Honestly doesn't feel like Google is targeting the agentic coding crowd so much as they are the knowledge worker / researcher / search-engine-replacement market?

Agree Gemini as a model is fairly incompetent inside their own CLI tool as well as in opencode. But I find it useful as a research and document analysis tool.

verdverm · 2026-02-19T19:23:07 1771528987

For my custom agentic coding setup, I use Claude Code derived prompts with Gemini models, primarily flash. It's night and day compared to Google's own agentic products, which are all really bad.

The models are all close enough on the benchmarks and I think people are attributing too much difference in the agentic space to the model itself. I strongly believe the difference is in all the other stuff, which is why Antropic is far ahead of the competition.
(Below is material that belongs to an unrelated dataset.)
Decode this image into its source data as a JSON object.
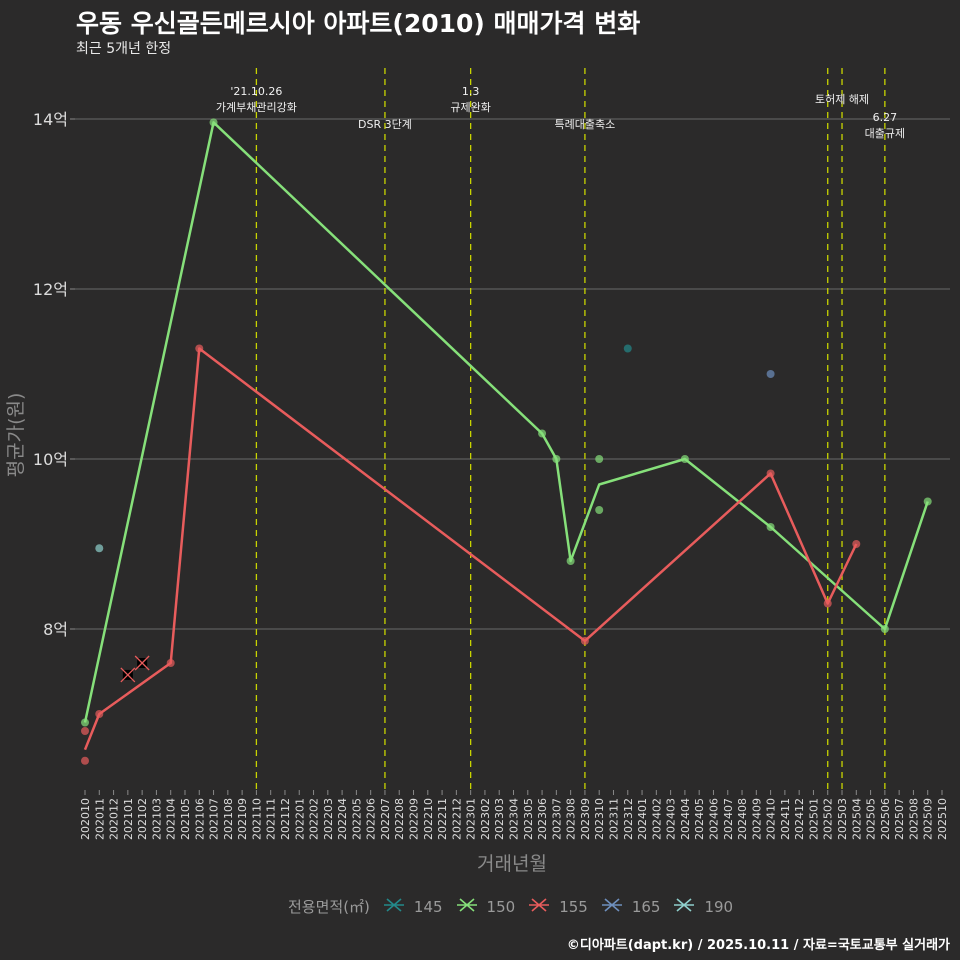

They have done great work with Claude Code, Cowork, and their knowledge share through docs & blog, bar none on this last point imo.
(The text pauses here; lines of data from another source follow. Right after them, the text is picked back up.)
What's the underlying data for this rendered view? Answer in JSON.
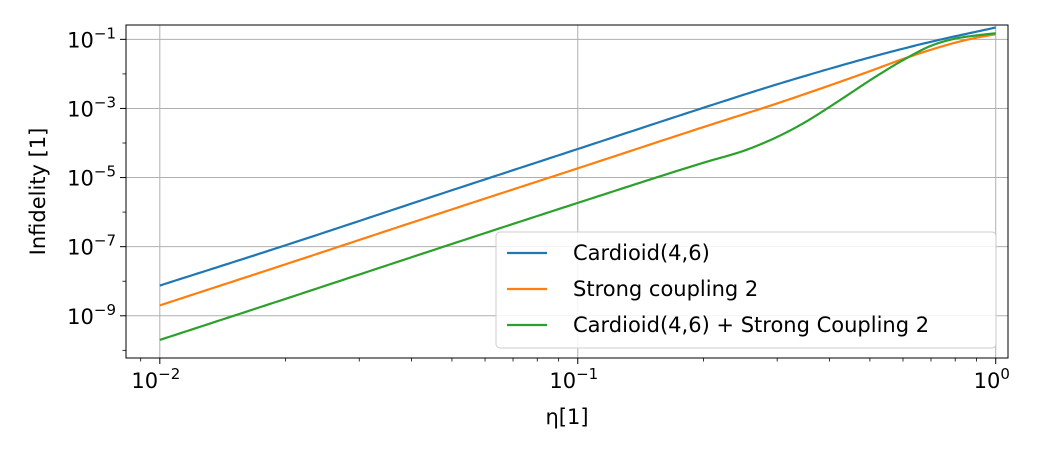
{
  "chart_data": {
    "type": "line",
    "title": "",
    "xlabel": "η[1]",
    "ylabel": "Infidelity [1]",
    "xscale": "log",
    "yscale": "log",
    "xlim": [
      0.0083,
      1.07
    ],
    "ylim": [
      6e-11,
      0.26
    ],
    "grid": true,
    "legend_position": "lower right",
    "x_ticks": [
      {
        "value": 0.01,
        "base": "10",
        "exp": "−2"
      },
      {
        "value": 0.1,
        "base": "10",
        "exp": "−1"
      },
      {
        "value": 1,
        "base": "10",
        "exp": "0"
      }
    ],
    "y_ticks": [
      {
        "value": 1e-09,
        "base": "10",
        "exp": "−9"
      },
      {
        "value": 1e-07,
        "base": "10",
        "exp": "−7"
      },
      {
        "value": 1e-05,
        "base": "10",
        "exp": "−5"
      },
      {
        "value": 0.001,
        "base": "10",
        "exp": "−3"
      },
      {
        "value": 0.1,
        "base": "10",
        "exp": "−1"
      }
    ],
    "series": [
      {
        "name": "Cardioid(4,6)",
        "color": "#1f77b4",
        "x": [
          0.01,
          0.02,
          0.05,
          0.1,
          0.2,
          0.3,
          0.5,
          0.7,
          1.0
        ],
        "y": [
          7.5e-09,
          1.1e-07,
          4.3e-06,
          6.7e-05,
          0.00105,
          0.005,
          0.03,
          0.085,
          0.22
        ]
      },
      {
        "name": "Strong coupling 2",
        "color": "#ff7f0e",
        "x": [
          0.01,
          0.02,
          0.05,
          0.1,
          0.2,
          0.3,
          0.4,
          0.5,
          0.6,
          0.7,
          0.8,
          0.9,
          1.0
        ],
        "y": [
          2e-09,
          3.1e-08,
          1.2e-06,
          1.85e-05,
          0.00029,
          0.0014,
          0.0046,
          0.012,
          0.027,
          0.05,
          0.08,
          0.112,
          0.14
        ]
      },
      {
        "name": "Cardioid(4,6) + Strong Coupling 2",
        "color": "#2ca02c",
        "x": [
          0.01,
          0.02,
          0.05,
          0.1,
          0.2,
          0.25,
          0.3,
          0.35,
          0.4,
          0.45,
          0.5,
          0.6,
          0.7,
          0.8,
          0.9,
          1.0
        ],
        "y": [
          2e-10,
          3.1e-09,
          1.2e-07,
          1.85e-06,
          2.7e-05,
          6e-05,
          0.00015,
          0.0004,
          0.0011,
          0.0028,
          0.0065,
          0.025,
          0.065,
          0.105,
          0.13,
          0.15
        ]
      }
    ]
  }
}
skerit · 2026-02-19T16:45:22 1771519522

I'm glad someone else is finally saying this, I've been mentioning this left and right and sometimes I feel like I'm going crazy that not more people are noticing it.

Gemini can go off the rails SUPER easily. It just devolves into a gigantic mess at the smallest sign of trouble.
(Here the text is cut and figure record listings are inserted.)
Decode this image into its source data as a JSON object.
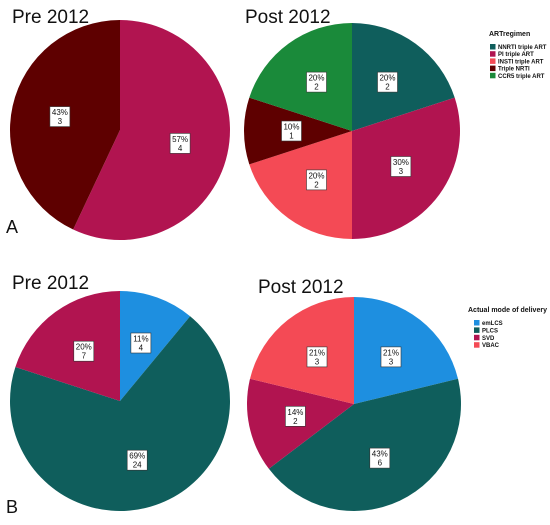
{
  "panels": [
    {
      "letter": "A",
      "legend": {
        "title": "ARTregimen",
        "items": [
          {
            "label": "NNRTI triple ART",
            "color": "#0f5e5c"
          },
          {
            "label": "PI triple ART",
            "color": "#b11450"
          },
          {
            "label": "INSTI triple ART",
            "color": "#f44a55"
          },
          {
            "label": "Triple NRTI",
            "color": "#5e0000"
          },
          {
            "label": "CCR5 triple ART",
            "color": "#1a8a3a"
          }
        ]
      }
    },
    {
      "letter": "B",
      "legend": {
        "title": "Actual mode of delivery",
        "items": [
          {
            "label": "emLCS",
            "color": "#1e8fe0"
          },
          {
            "label": "PLCS",
            "color": "#0f5e5c"
          },
          {
            "label": "SVD",
            "color": "#b11450"
          },
          {
            "label": "VBAC",
            "color": "#f44a55"
          }
        ]
      }
    }
  ],
  "chart_data": [
    {
      "type": "pie",
      "title": "Pre 2012",
      "slices": [
        {
          "category": "PI triple ART",
          "percent": "57%",
          "count": 4,
          "color": "#b11450"
        },
        {
          "category": "Triple NRTI",
          "percent": "43%",
          "count": 3,
          "color": "#5e0000"
        }
      ]
    },
    {
      "type": "pie",
      "title": "Post 2012",
      "slices": [
        {
          "category": "NNRTI triple ART",
          "percent": "20%",
          "count": 2,
          "color": "#0f5e5c"
        },
        {
          "category": "PI triple ART",
          "percent": "30%",
          "count": 3,
          "color": "#b11450"
        },
        {
          "category": "INSTI triple ART",
          "percent": "20%",
          "count": 2,
          "color": "#f44a55"
        },
        {
          "category": "Triple NRTI",
          "percent": "10%",
          "count": 1,
          "color": "#5e0000"
        },
        {
          "category": "CCR5 triple ART",
          "percent": "20%",
          "count": 2,
          "color": "#1a8a3a"
        }
      ]
    },
    {
      "type": "pie",
      "title": "Pre 2012",
      "slices": [
        {
          "category": "emLCS",
          "percent": "11%",
          "count": 4,
          "color": "#1e8fe0"
        },
        {
          "category": "PLCS",
          "percent": "69%",
          "count": 24,
          "color": "#0f5e5c"
        },
        {
          "category": "SVD",
          "percent": "20%",
          "count": 7,
          "color": "#b11450"
        }
      ]
    },
    {
      "type": "pie",
      "title": "Post 2012",
      "slices": [
        {
          "category": "emLCS",
          "percent": "21%",
          "count": 3,
          "color": "#1e8fe0"
        },
        {
          "category": "PLCS",
          "percent": "43%",
          "count": 6,
          "color": "#0f5e5c"
        },
        {
          "category": "SVD",
          "percent": "14%",
          "count": 2,
          "color": "#b11450"
        },
        {
          "category": "VBAC",
          "percent": "21%",
          "count": 3,
          "color": "#f44a55"
        }
      ]
    }
  ]
}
For the past few weeks, I've also been using XML-like tags in my prompts more often. Sometimes preferring to share previous conversations with `<user>` and `<assistant>` tags. Opus/Sonnet handles this just fine, but Gemini has a mental breakdown. It'll just start talking to itself.

Even in totally out-of-the-ordinary sessions, it goes crazy. After a while, it'll start saying it's going to do something, and then it pretends like it's done that thing, all in the same turn. A turn that never ends. Eventually it just starts spouting repetitive nonsense.

And you would think this is just because the bigger the context grows, the worse models tend to get. But no! This can happen well below even the 200.000 token mark.

reilly3000 · 2026-02-19T18:25:21 1771525521

Flash is (was?) was better than Pro on these fronts.

saberience · 2026-02-19T14:23:33 1771511013

Heh, I find Codex to be a far, far smarter model than Claude Code.

And there's a good reason the most "famous" vibe coders, including the OpenClaw creator all moved to Codex, it's just better.

Claude writes a lot more code to do anything, tons of redundent code, repeated code etc. Codex is only model I've seen which occasionally removes more code than it writes.